Object storage is the right answer for more workloads than most people realize. I have seen teams spend ten times more than necessary by putting archival data on file or block storage when object storage would have been vastly cheaper and more appropriate.

Real-World Architecture: Mixing All Three

In practice, most serious architectures use all three types. Let me describe a platform I helped design two years ago.

The application tier ran on VMs with block storage boot volumes and local block storage for temp space and swap. The primary PostgreSQL database used high-performance block storage, specifically local NVMe in a RAID 10 configuration. Application configuration and shared code artifacts lived on an NFS file share. And the data pipeline ingested raw files into object storage, processed them, and stored results back in object storage for the analytics team to query with tools like Athena and Presto.

Each storage type handled what it was good at. The block storage delivered the IOPS the database needed. The file storage provided the sharing semantics the application tier required. The object storage gave us unlimited, cheap capacity for the data lake.

Trying to force all of these workloads onto a single storage type would have been a disaster. I have seen people try to run databases on object storage (through FUSE mounts; please do not do this). I have seen people dump their entire data lake onto expensive SAN block storage. Neither approach ends well.

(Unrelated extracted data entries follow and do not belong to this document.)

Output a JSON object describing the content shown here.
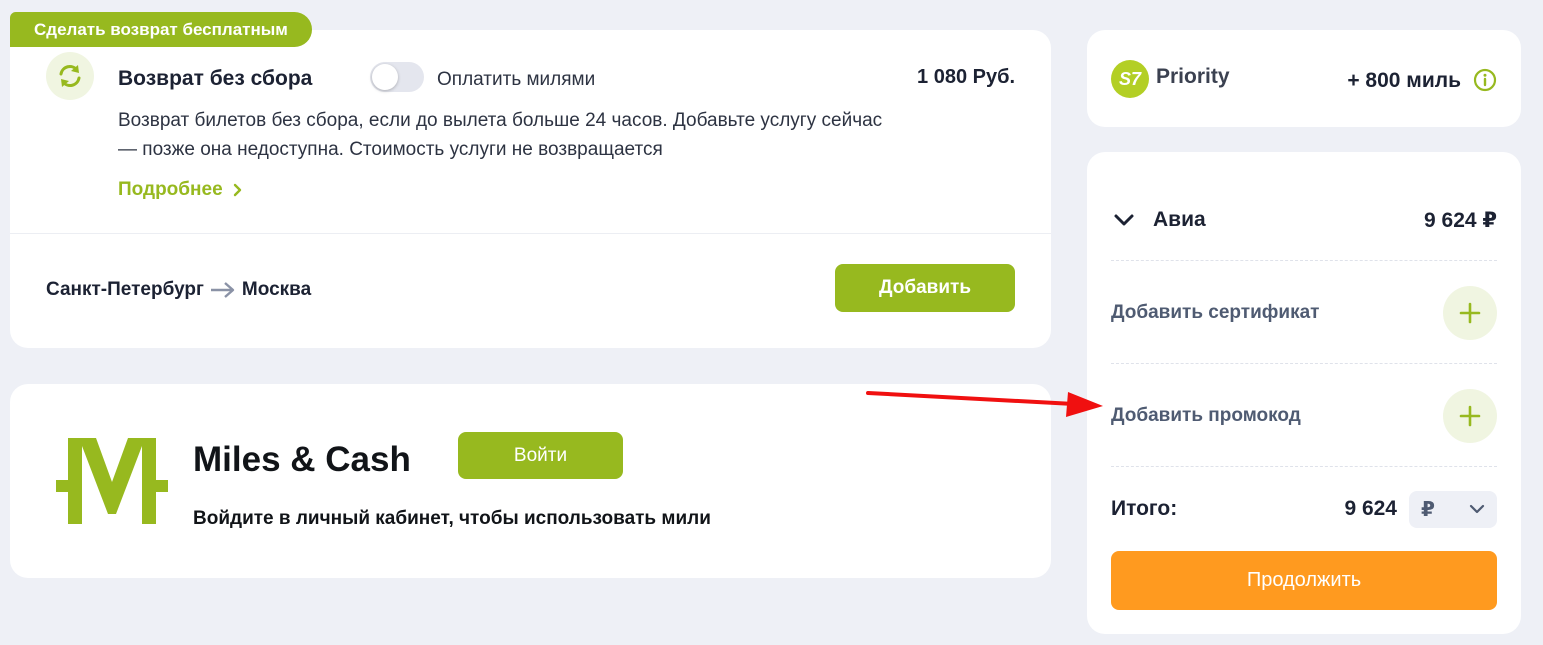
{
  "refund": {
    "promo_tag": "Сделать возврат бесплатным",
    "title": "Возврат без сбора",
    "toggle_label": "Оплатить милями",
    "toggle_on": false,
    "price": "1 080 Руб.",
    "description": "Возврат билетов без сбора, если до вылета больше 24 часов. Добавьте услугу сейчас — позже она недоступна. Стоимость услуги не возвращается",
    "more_link": "Подробнее",
    "route_from": "Санкт-Петербург",
    "route_to": "Москва",
    "add_button": "Добавить"
  },
  "miles_cash": {
    "title": "Miles & Cash",
    "login_button": "Войти",
    "subtitle": "Войдите в личный кабинет, чтобы использовать мили"
  },
  "priority": {
    "logo_text": "S7",
    "label": "Priority",
    "bonus": "+ 800 миль"
  },
  "order": {
    "avia_label": "Авиа",
    "avia_price": "9 624 ₽",
    "certificate_label": "Добавить сертификат",
    "promo_label": "Добавить промокод",
    "total_label": "Итого:",
    "total_value": "9 624",
    "currency": "₽",
    "continue_button": "Продолжить"
  },
  "icons": {
    "refund": "refresh-icon",
    "more_link": "chevron-right-icon",
    "route": "arrow-right-icon",
    "miles_logo": "miles-cash-logo",
    "info": "info-icon",
    "avia": "chevron-down-icon",
    "add": "plus-icon",
    "currency": "chevron-down-icon",
    "annotation": "red-arrow-icon"
  },
  "colors": {
    "accent_green": "#97b91f",
    "accent_orange": "#ff9a1f",
    "annotation_red": "#ff0000",
    "page_background": "#eef0f6"
  }
}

The Cloud Native Perspective

If you are building on cloud infrastructure, the abstractions map cleanly. EBS/Persistent Disks are block storage. EFS/Filestore is file storage. S3/GCS/Azure Blob is object storage. The characteristics I have described (latency profiles, access patterns, cost models, scaling behavior) all carry over directly.

The one thing the cloud adds is the ability to switch between storage types more easily. Migrating from EBS to S3 for a workload that should have been on object storage from the start is much easier than ripping out a SAN and replacing it with a NAS appliance in a datacenter. Take advantage of that flexibility.

Architecture diagram showing all three storage types working together in a modern application stack

Stop Treating Storage as an Afterthought

I cannot count the number of post-mortems I have participated in where the root cause was a storage architecture mismatch. A database running on NFS that fell over under load. A data lake sitting on block storage that blew the budget. A media serving pipeline built on file storage that collapsed when it hit a billion assets.

The fix is not complicated: understand what each storage type does well, match it to your workload, and resist the temptation to use one type for everything. Block for transactions, files for sharing, objects for scale. It has been true for twenty years and it is still true today.

Get this right early and you save yourself years of pain. Get it wrong and you will be the one writing the post-mortem at 2 AM, explaining to leadership why the platform needs to be re-architected. I have been on both sides of that conversation, and I strongly prefer the first one.